Communities of Style
Individuals and groups communicate their creativity, self-definitions, and community affiliations through the way they dress and adorn their bodies. Communities of style are groups that share a common style of dress shaped by similar experiences, knowledge, dress practices, values, and ideas about what is pleasing, appropriate, and beautiful.
African Americans “belong” to many communities variously defined by ethnic, class, gender, regional, religious, political, cultural, and other affiliations that exist in complex interrelationship with each other. Accordingly, there is no single African American aesthetic of dress; there are many aesthetics that at times overlap, intertwine, and are juxtaposed in visual dialogues defining difference and belonging. Communities possess their own unique sets of aesthetic cultural markers that contribute to a distinctive style.
The challenge and goal of the Will to Adorn project is to represent this complexity and diversity, while also highlighting those approaches, processes, and discrete elements of dress and adornment among African Americans that grow out of shared or common cultural experiences, traditions, and social histories.
Artisans of Style
African American artisans of style use their creativity, skills, and knowledge to support themselves and their families and to meet their clients’ specialized needs and desires. For example, Thomas Tate, Lawrence Berry, and Andrea Bray create customized shoes and hats for their socially mobile and politically savvy patrons in the nation’s capital. These skilled artisans are conscious of their role in helping their clients to present themselves in a way that commands respect and conveys images of power.
Artisans of style also experiment and collaborate with each other and their clients to set standards and innovate new styles. In Washington, D.C., a network of such artisans was part of a seminal creative collective known as Belmont Arts. From 1991 to 2002, their headquarters on Belmont Road NW in the Adams Morgan neighborhood was the center of collaboration, enterprise, and mutual support among artists. Januwa Moja Nelson, Brenda Winstead, Marvin Sin, and Akosua Bandele make wearable art inspired by their African Heritage and for patrons who express their identification with Africa through what they wear.
Although they may create for different communities of style, these artisans all share deep connections to a history of outstanding craftsmanship in the service of African American identity and expression.
For forty years, Januwa Moja has created wearable art in celebration of the African diaspora. In this video, Moja discusses her experiences growing up in civil rights-era Baltimore and the insights that led her to become a designer and influenced her art.
Exemplars of Style
Everyone is a dress artist. The choices that we make in the way we dress reflects the cultural and social rules that we live by, our personal taste, and our access to the resources needed to dress in the style to which we aspire.
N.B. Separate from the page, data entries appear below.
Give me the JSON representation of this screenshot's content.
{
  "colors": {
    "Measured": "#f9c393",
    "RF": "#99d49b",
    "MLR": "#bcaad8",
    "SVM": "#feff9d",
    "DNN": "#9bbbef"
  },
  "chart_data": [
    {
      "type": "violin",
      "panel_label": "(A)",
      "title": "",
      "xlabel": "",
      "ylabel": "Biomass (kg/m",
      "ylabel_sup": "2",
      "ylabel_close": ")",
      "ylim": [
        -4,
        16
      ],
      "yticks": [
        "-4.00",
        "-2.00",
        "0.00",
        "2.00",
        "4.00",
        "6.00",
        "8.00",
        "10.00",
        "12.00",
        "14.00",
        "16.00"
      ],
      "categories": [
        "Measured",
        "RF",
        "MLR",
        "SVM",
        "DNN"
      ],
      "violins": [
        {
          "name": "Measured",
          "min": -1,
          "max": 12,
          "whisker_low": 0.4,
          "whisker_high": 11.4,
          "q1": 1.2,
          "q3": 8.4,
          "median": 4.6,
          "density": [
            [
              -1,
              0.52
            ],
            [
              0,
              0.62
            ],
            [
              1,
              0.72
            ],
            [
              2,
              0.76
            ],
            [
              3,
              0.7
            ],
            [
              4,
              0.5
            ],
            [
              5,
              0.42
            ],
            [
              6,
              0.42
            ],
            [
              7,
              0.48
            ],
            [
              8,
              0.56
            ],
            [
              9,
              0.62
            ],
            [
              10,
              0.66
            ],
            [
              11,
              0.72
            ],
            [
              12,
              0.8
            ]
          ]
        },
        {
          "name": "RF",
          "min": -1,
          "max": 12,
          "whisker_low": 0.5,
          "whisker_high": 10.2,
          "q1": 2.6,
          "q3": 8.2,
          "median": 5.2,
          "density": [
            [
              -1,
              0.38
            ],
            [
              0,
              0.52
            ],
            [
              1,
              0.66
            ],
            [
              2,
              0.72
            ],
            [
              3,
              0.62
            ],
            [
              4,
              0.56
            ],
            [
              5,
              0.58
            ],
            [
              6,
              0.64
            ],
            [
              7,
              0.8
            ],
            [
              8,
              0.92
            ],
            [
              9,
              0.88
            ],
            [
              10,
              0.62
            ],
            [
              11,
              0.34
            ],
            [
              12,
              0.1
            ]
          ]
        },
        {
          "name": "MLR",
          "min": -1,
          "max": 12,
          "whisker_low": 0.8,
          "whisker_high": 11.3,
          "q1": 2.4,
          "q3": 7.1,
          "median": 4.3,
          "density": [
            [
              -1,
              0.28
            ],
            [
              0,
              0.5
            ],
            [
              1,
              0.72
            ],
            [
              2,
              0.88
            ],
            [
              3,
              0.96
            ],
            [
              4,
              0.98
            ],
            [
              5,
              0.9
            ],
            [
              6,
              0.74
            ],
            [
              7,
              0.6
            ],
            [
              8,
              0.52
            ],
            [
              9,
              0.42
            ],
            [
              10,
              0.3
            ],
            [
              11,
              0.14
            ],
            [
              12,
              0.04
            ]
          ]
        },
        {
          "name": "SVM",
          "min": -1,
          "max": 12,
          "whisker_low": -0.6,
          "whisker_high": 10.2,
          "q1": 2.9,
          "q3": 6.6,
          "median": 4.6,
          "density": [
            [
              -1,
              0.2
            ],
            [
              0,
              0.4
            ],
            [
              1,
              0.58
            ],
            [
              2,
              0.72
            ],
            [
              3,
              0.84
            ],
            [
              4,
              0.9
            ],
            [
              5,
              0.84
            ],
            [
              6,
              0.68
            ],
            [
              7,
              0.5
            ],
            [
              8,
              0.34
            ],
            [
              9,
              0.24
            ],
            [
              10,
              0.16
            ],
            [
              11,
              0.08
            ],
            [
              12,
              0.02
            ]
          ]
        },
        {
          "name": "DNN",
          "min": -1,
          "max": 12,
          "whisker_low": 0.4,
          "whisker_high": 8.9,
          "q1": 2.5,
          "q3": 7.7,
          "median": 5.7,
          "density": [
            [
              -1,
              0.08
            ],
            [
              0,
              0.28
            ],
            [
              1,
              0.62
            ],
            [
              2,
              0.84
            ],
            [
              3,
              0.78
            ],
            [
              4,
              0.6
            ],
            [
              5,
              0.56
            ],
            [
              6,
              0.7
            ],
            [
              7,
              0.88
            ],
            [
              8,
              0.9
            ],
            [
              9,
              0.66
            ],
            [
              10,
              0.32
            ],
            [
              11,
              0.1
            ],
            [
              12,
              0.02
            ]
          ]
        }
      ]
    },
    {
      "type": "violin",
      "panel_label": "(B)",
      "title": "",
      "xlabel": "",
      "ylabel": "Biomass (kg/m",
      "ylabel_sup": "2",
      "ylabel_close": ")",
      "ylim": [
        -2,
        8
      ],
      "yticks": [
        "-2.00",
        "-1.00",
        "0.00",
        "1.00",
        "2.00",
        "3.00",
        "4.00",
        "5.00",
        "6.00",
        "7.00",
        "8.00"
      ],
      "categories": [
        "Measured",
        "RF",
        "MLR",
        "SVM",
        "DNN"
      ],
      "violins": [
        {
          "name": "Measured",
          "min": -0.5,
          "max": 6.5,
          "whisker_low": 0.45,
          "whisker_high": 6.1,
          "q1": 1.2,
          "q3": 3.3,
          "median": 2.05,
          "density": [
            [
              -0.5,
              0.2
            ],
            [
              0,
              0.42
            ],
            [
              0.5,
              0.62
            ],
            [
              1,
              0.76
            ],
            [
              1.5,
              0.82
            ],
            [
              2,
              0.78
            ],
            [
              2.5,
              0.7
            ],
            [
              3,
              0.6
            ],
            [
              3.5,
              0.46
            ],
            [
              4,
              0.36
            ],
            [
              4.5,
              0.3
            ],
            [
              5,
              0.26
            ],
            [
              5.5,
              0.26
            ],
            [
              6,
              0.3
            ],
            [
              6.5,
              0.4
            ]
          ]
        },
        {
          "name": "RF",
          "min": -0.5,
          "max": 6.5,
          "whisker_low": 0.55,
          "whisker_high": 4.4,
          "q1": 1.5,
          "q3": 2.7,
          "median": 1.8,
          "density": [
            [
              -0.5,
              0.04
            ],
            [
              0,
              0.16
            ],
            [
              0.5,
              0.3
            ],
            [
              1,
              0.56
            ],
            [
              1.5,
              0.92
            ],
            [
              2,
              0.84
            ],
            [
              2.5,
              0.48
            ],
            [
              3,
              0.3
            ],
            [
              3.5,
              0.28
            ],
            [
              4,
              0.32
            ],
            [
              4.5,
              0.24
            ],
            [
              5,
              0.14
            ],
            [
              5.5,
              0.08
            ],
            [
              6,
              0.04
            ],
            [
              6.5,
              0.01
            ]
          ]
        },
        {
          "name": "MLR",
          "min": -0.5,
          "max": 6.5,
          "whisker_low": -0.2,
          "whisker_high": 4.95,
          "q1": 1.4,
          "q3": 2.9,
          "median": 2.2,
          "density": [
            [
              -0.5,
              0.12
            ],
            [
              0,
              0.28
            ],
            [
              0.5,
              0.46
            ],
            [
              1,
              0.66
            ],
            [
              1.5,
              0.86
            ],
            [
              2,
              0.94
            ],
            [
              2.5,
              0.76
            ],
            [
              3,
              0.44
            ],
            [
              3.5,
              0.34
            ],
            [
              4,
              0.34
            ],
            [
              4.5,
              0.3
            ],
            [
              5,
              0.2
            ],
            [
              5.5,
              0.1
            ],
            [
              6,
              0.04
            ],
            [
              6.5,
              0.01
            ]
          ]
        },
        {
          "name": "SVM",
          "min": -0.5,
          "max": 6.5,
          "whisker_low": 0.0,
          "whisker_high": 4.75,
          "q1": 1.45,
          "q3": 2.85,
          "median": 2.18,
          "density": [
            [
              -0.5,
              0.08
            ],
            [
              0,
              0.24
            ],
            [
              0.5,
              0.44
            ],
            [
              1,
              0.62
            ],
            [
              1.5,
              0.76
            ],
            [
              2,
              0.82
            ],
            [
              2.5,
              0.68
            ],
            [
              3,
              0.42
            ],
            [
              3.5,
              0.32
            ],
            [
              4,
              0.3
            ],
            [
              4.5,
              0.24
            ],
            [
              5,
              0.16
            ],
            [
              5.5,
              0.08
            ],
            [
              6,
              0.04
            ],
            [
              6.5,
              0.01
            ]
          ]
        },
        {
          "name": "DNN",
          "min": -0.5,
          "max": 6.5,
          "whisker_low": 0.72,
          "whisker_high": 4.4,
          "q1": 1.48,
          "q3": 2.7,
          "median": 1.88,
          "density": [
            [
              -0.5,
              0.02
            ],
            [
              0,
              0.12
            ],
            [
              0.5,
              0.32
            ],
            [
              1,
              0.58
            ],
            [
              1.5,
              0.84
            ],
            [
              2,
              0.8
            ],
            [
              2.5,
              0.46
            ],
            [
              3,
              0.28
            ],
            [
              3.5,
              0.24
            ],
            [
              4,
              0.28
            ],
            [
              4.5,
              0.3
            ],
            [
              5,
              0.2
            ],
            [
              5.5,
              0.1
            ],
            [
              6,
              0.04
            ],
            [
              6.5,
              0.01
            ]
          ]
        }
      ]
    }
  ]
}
In every community of style, there are exemplars of style who stand out as masters of the arts of dress and body arts. These individuals capture the essence of a community’s ideas of what it is to be well dressed through their artful assembly of their hair, apparel, accessories, and body art. Exemplars of style “curate” their appearance from their own collections of items of dress, their choices of hairstyle, grooming, and other aspects of and personal adornment.
Artifacts of Style
Items of material culture relating to communities of style include articles of dress and outfits in the collections of exemplars of style. Other artifacts of style may include photos, videos, and multimedia documenting dress and adornment styles. Some examples would be DIY YouTube reviews of wigs, instructional videos on hairstyling, and snapshots and family photos illustrating dress and dress events.